The consumer price index (CPI) shrank by 0.2 per cent in December, which followed a 0.1 per cent decline the previous month, preliminary data released by the National Statistical Institute (NSI) on January 13 2009 showed. Year-on-year inflation fell to 7.8 per cent, a sharp drop from the 9.1 per cent recorded a month earlier.
Deflation in December was caused by a 0.9 per cent drop in non-food prices, the second straight month of decline, and a 0.3 per cent drop in food prices. Services prices were 0.5 per cent higher for the month.
The harmonised consumer price index, the figure calculated by the statistics board for comparison with inflation in the European Union, recorded an even larger decrease, shrinking by 0.4 per cent in December, while the year-on-year inflation figure fell to 7.2 per cent. In November, the harmonised CPI fell by 0.4 per cent and was 8.8 per cent year-on-year.

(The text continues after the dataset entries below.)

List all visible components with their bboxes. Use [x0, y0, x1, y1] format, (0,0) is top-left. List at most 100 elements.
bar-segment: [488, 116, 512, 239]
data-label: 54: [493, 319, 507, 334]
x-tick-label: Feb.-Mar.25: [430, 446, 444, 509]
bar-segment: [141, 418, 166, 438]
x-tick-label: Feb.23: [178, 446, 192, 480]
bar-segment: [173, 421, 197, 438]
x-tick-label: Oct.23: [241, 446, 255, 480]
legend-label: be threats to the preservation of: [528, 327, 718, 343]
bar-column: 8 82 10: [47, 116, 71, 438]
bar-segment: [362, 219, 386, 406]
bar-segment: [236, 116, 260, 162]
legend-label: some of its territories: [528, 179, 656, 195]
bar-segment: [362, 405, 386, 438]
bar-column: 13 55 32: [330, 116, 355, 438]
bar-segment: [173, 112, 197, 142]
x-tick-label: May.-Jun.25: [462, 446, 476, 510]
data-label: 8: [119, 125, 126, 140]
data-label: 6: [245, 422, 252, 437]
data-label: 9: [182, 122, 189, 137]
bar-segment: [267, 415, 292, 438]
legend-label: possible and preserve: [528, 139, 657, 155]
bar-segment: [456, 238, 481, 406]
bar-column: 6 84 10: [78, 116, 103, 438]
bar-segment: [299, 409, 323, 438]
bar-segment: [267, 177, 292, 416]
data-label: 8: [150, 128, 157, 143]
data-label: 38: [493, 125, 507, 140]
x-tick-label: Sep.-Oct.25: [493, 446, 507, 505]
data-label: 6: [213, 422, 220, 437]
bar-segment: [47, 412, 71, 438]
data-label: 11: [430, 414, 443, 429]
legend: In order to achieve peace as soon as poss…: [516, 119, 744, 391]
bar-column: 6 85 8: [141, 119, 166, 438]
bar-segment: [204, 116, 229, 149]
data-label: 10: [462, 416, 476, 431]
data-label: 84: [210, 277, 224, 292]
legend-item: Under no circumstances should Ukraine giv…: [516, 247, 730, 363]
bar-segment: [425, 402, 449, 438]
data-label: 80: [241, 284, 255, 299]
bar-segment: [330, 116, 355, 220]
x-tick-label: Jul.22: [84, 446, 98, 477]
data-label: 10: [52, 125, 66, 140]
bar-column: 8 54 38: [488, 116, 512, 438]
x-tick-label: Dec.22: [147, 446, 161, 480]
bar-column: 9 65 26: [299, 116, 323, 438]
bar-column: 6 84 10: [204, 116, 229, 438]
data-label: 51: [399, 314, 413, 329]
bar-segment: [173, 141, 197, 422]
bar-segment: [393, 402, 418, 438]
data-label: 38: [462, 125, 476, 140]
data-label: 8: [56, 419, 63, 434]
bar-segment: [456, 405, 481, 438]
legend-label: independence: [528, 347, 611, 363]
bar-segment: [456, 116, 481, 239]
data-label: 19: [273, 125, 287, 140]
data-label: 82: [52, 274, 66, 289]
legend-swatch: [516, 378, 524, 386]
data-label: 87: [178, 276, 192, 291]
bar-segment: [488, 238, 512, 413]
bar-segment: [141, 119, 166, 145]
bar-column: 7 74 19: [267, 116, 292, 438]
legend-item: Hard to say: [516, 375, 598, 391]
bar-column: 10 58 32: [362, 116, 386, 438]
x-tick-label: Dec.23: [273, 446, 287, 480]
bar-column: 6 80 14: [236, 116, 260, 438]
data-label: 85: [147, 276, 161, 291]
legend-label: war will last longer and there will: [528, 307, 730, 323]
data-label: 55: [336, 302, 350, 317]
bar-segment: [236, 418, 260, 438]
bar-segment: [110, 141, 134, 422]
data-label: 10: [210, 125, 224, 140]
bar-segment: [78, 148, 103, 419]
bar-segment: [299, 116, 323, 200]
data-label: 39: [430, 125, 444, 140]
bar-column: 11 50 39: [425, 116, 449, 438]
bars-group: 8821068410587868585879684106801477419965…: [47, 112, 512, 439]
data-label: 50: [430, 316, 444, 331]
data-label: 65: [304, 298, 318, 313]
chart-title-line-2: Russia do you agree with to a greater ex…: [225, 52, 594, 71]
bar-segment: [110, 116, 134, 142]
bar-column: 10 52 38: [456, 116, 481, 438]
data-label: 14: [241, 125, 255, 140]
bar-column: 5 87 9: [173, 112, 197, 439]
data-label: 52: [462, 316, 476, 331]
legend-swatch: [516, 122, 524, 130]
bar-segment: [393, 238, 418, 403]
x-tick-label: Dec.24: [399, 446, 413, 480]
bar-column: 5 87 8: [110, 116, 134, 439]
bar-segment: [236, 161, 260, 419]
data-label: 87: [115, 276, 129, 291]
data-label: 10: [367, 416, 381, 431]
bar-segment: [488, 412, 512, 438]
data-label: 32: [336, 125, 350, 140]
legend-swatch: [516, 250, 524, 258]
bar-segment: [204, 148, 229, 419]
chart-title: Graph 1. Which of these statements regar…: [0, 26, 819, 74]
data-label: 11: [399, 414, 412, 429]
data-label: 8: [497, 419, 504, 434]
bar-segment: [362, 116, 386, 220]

The Cabinet had targeted a harmonised inflation figure of 4.5 per cent for the year, according to the macroeconomic framework used to draft the 2008 budget, and has not officially revised it.
But in July, the central bank said that it expected year-on-year inflation, which peaked at a ten-year high of 15.3 per cent in June, to go down in the second half of the year and reach eight per cent by end-2008, an estimate echoed by Finance Minister Plamen Oresharski.
For 2009, the Government targets inflation at 5.8 per cent on the expectations of reduced consumption as the global financial crisis will become increasingly felt in the country.